Maximilian Wranik, PhD, a Life Science Alliance Bridging Excellence Postdoctoral Fellow at the Stanford Cancer Institute and the study's first author, explains, “We used these methods to really explore the underlying mechanisms of these control processes. By doing that, we observed how GATOR2 attaches different sensor proteins, how these protein complexes form, how they block cellular growth in the absence of nutrients, and how the exposure to nutrients triggers structural changes in GATOR2 and sends an activating message to restart cell growth.”
Rogala adds, “It’s truly beautiful chemistry at the molecular level. The way these proteins and small molecules talk to one another, how they release inhibition, and basically signal to the cell that they have a good supply of nutrients, allowing the cell to start growing again.”
While this research shows how nutrients bind to sensors and how those sensors interact with GATOR2, how it communicates to mTORC1 is still unknown.
Rogala says, “That’s still a black box for us. We are currently trying to figure out how the signal is passed from GATOR2 to mTORC1 and how this entire growth control process works at the molecular level. The more we learn, the more opportunities we will have for attacking dysregulated cancer growth with pharmacological interventions.”
The necessity of basic science for therapeutic innovation
Most cancers have mTORC1 dysregulation, making it an obvious target for drug development. However, because mTORC1 is essential to all cells’ functioning, past clinical trials of mTORC1 inhibitors had toxic side effects, as the drugs were unable to distinguish between healthy and malignant cells. In contrast, GATOR2 is not an essential gene, so it may be possible to develop drugs that inhibit GATOR2’s activities associated with cell growth without incurring the toxic side effects of mTORC1 inhibitors.

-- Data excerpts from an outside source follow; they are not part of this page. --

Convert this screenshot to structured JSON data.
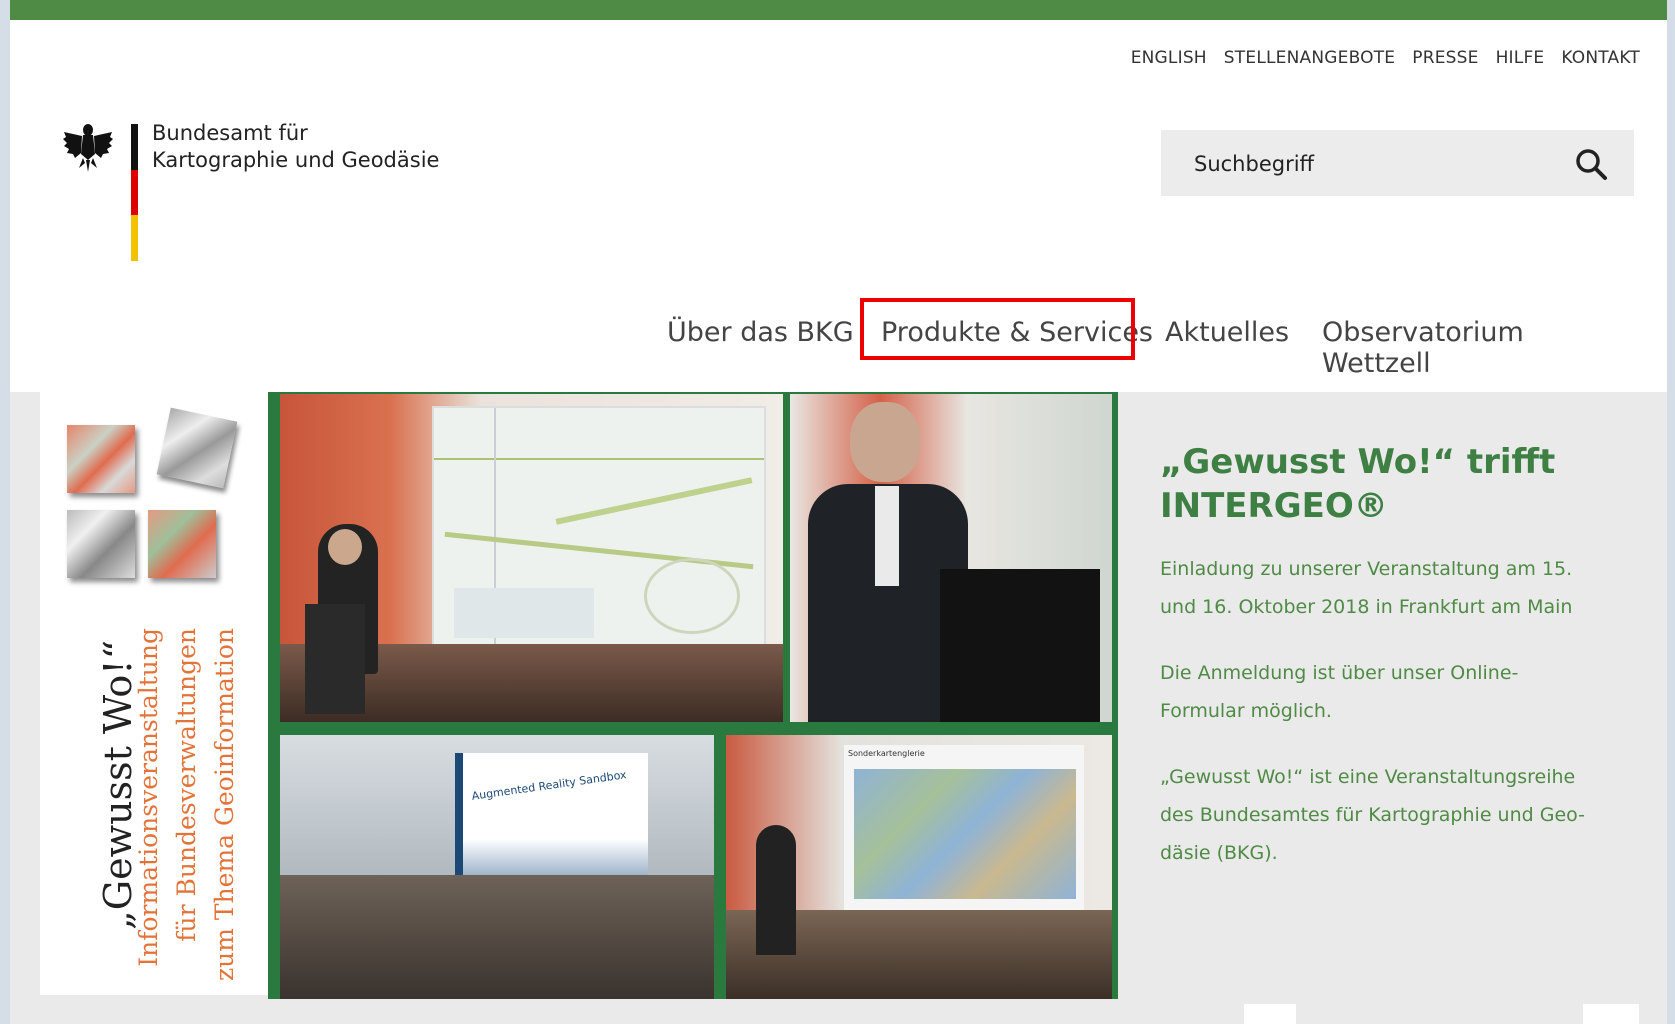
{
  "service_nav": [
    "ENGLISH",
    "STELLENANGEBOTE",
    "PRESSE",
    "HILFE",
    "KONTAKT"
  ],
  "logo": {
    "line1": "Bundesamt für",
    "line2": "Kartographie und Geodäsie"
  },
  "search": {
    "placeholder": "Suchbegriff",
    "icon": "search-icon"
  },
  "main_nav": [
    "Über das BKG",
    "Produkte & Services",
    "Aktuelles",
    "Observatorium Wettzell"
  ],
  "teaser": {
    "title": "„Gewusst Wo!“",
    "subtitle_lines": [
      "Informationsveranstaltung",
      "für Bundesverwaltungen",
      "zum Thema Geoinformation"
    ]
  },
  "collage": {
    "sandbox_sign": "Augmented Reality Sandbox",
    "screen_title": "Sonderkartenglerie"
  },
  "news": {
    "title_line1": "„Gewusst Wo!“ trifft",
    "title_line2": "INTERGEO®",
    "paragraphs": [
      [
        "Einladung zu unserer Veranstaltung am 15.",
        "und 16. Oktober 2018 in Frankfurt am Main"
      ],
      [
        "Die Anmeldung ist über unser Online-",
        "Formular möglich."
      ],
      [
        "„Gewusst Wo!“ ist eine Veranstaltungsreihe",
        "des Bundesamtes für Kartographie und Geo-",
        "däsie (BKG)."
      ]
    ]
  },
  "colors": {
    "green": "#4f8b45",
    "highlight": "#ee0000",
    "orange": "#e37439"
  }
}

Wranik explains, “Based on these findings, we can now explore creative, innovative ways to interfere with these dysregulated growth processes, translating our fundamental discoveries into innovative ideas to make a meaningful impact for cancer patients.”

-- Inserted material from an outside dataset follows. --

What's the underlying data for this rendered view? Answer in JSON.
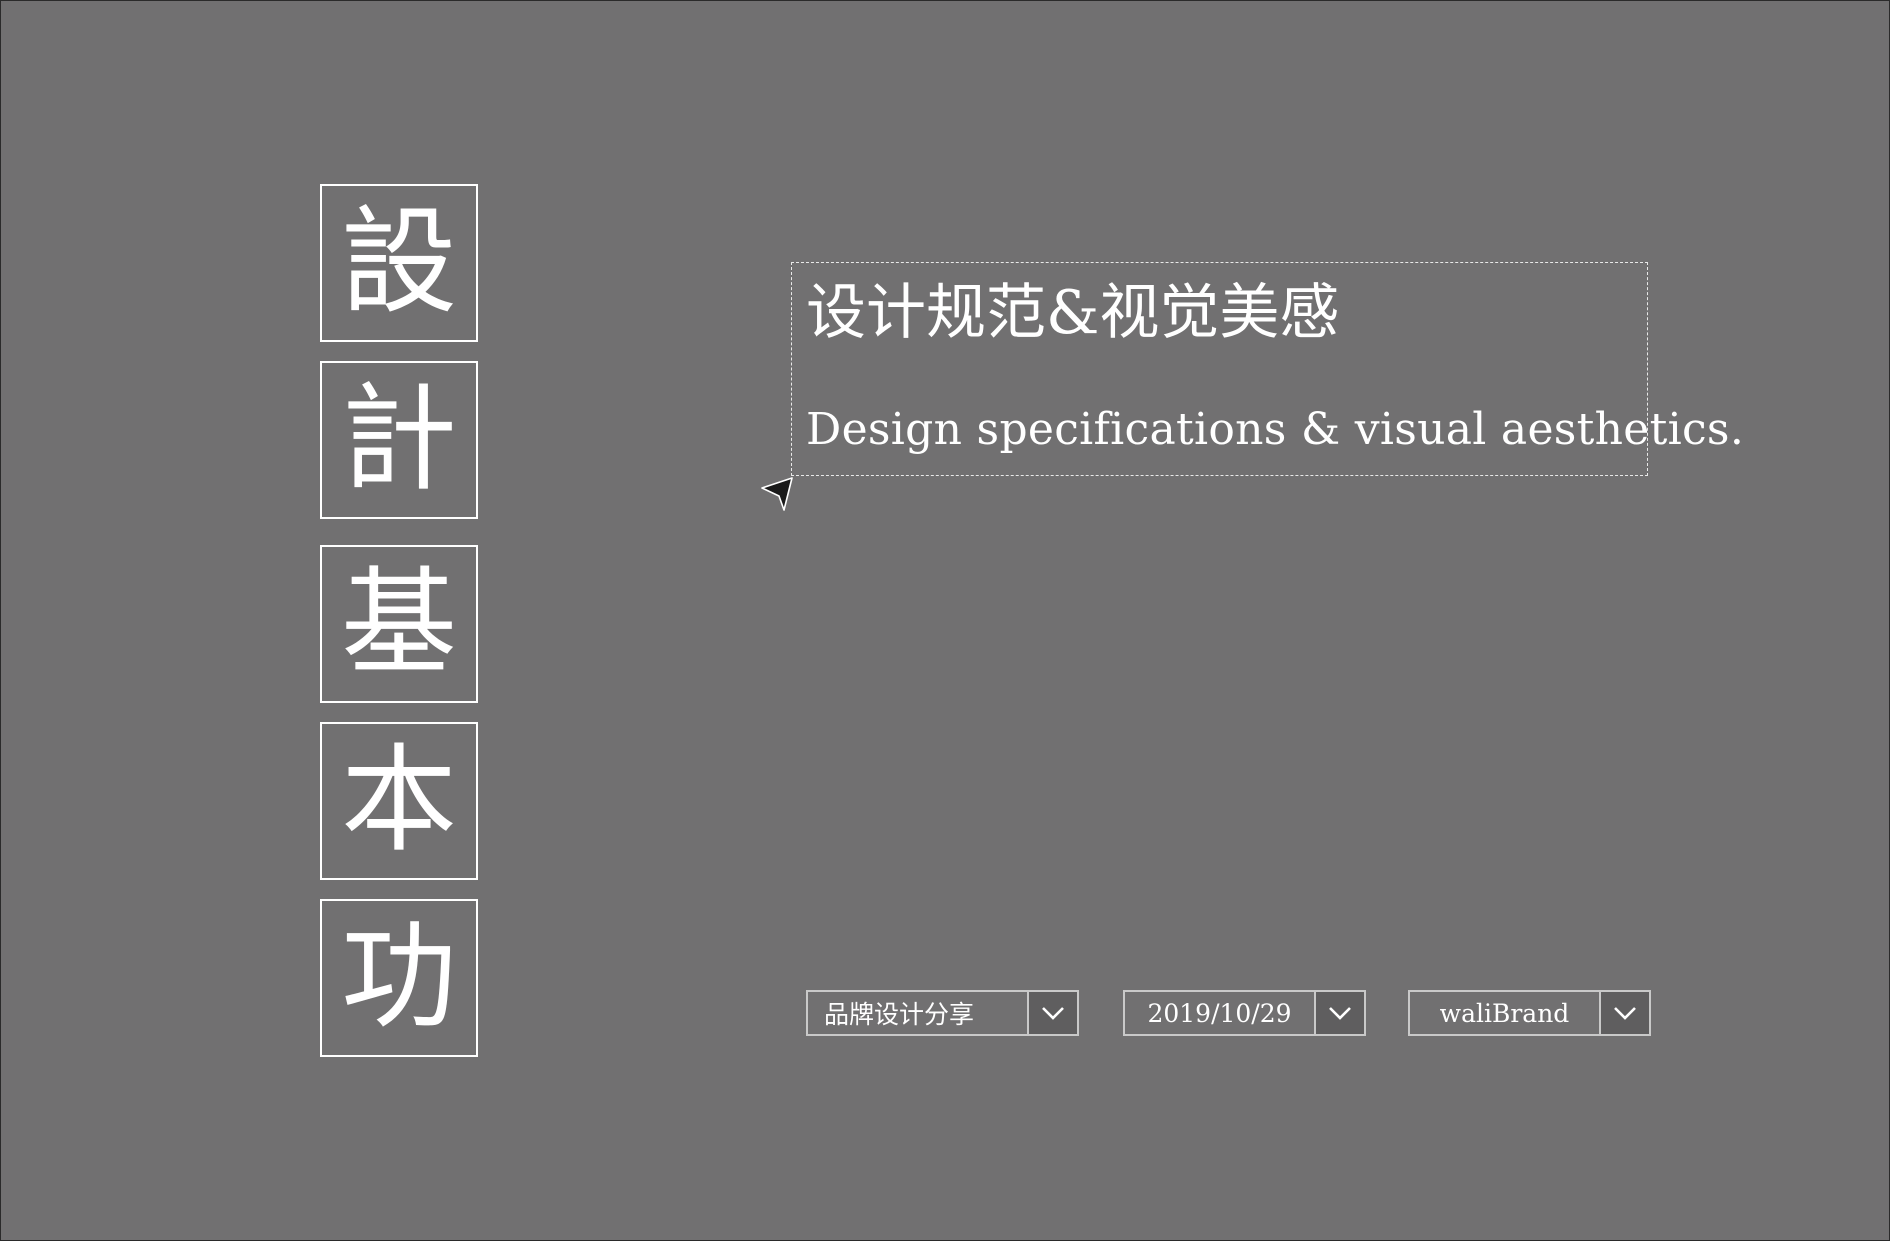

Rogala describes his group as idea generators who develop proof-of-concept ideas. He hopes his research will lead to more effective, less toxic, and better-tolerated therapies.

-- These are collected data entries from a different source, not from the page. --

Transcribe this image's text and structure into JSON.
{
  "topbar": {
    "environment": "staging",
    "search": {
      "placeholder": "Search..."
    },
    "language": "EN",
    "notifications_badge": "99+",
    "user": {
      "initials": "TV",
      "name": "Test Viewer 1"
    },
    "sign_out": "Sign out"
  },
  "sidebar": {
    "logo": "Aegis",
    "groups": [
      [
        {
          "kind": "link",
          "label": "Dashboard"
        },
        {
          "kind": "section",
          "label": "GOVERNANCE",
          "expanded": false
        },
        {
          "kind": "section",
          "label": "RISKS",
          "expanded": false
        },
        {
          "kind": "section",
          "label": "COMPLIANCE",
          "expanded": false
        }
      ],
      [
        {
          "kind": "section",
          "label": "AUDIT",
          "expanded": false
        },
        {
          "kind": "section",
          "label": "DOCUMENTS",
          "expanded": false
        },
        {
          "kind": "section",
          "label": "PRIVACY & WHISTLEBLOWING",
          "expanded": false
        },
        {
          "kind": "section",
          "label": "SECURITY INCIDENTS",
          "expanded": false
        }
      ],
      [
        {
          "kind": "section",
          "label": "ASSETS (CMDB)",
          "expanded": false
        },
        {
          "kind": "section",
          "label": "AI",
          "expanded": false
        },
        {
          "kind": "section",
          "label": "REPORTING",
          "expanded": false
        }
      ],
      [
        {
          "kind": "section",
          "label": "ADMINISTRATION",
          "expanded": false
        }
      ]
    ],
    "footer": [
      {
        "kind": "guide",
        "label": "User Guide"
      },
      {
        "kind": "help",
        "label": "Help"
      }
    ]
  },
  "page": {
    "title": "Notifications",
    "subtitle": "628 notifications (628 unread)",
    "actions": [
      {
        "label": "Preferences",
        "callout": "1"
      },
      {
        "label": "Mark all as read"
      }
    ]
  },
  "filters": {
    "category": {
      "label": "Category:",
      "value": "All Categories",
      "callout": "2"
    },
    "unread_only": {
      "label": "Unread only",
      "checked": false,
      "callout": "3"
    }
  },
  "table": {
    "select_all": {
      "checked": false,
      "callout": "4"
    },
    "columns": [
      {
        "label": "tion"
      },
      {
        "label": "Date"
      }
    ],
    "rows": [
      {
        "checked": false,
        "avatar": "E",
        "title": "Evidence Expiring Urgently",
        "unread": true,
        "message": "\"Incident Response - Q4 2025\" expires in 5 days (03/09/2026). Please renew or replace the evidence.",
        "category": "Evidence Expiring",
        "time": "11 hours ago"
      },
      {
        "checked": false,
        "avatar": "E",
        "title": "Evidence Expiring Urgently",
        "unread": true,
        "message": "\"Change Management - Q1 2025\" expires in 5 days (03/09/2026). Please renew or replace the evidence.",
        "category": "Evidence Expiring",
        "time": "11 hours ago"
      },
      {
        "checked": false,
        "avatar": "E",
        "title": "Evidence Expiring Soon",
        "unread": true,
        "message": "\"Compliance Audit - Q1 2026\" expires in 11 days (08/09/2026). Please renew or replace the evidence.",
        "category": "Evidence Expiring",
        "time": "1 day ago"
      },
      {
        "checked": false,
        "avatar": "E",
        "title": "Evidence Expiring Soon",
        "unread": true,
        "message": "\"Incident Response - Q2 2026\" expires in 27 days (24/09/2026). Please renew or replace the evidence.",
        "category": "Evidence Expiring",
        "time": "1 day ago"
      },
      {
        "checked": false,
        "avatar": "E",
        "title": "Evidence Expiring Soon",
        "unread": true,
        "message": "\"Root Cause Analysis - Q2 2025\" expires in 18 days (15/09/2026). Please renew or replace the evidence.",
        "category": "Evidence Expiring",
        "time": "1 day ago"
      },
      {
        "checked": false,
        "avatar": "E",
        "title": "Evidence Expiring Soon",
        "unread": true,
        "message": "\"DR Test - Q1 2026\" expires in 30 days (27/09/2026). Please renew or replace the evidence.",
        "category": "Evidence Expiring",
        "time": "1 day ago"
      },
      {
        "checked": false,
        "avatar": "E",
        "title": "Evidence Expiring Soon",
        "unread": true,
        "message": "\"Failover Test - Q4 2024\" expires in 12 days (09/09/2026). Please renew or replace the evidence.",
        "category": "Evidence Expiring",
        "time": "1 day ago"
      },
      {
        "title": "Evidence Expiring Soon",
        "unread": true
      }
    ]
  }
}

He explains, “There are many anti-cancer drugs available, and patients often show an incredible initial response. However, over time, cancer cells develop mutations and become resistant, so there’s this constant need for developing new strategies for stopping cancer growth, such that you can deploy them as a so-called cocktail. The cancer cells then have a harder time developing resistance against all of these drugs, and they die.”
Both Rogala and Wranik emphasize the critical role of basic science research in driving therapeutic breakthroughs.
Wranik says, “This is a great example of how Stanford is approaching science by focusing on a very basic fundamental level but always with this translational aspect in mind. We are trying to understand what comes way before a drug comes to market. Our research lays the foundation for making meaningful contributions in the clinical environment.”
Rogala adds, “This study shows that basic science is so important. There is no applied science without basic science. We are the ones who make the initial discoveries, figure out how things work, and then we take that knowledge and apply it in a clear and targeted way. This ensures that we're not just blindly chasing solutions, but we know exactly what we're going after, and we can get there much faster because we understand the underlying mechanisms and can avoid many potential pitfalls. There is an enormous value in the investment in basic science.”
Karen Linde-Garelli, a Stanford Cancer Biology PhD student, and Yuri Choi, PhD, Stanford Cancer Institute postdoctoral scholar, contributed to the study. This project was a collaboration with researchers at MIT and Harvard.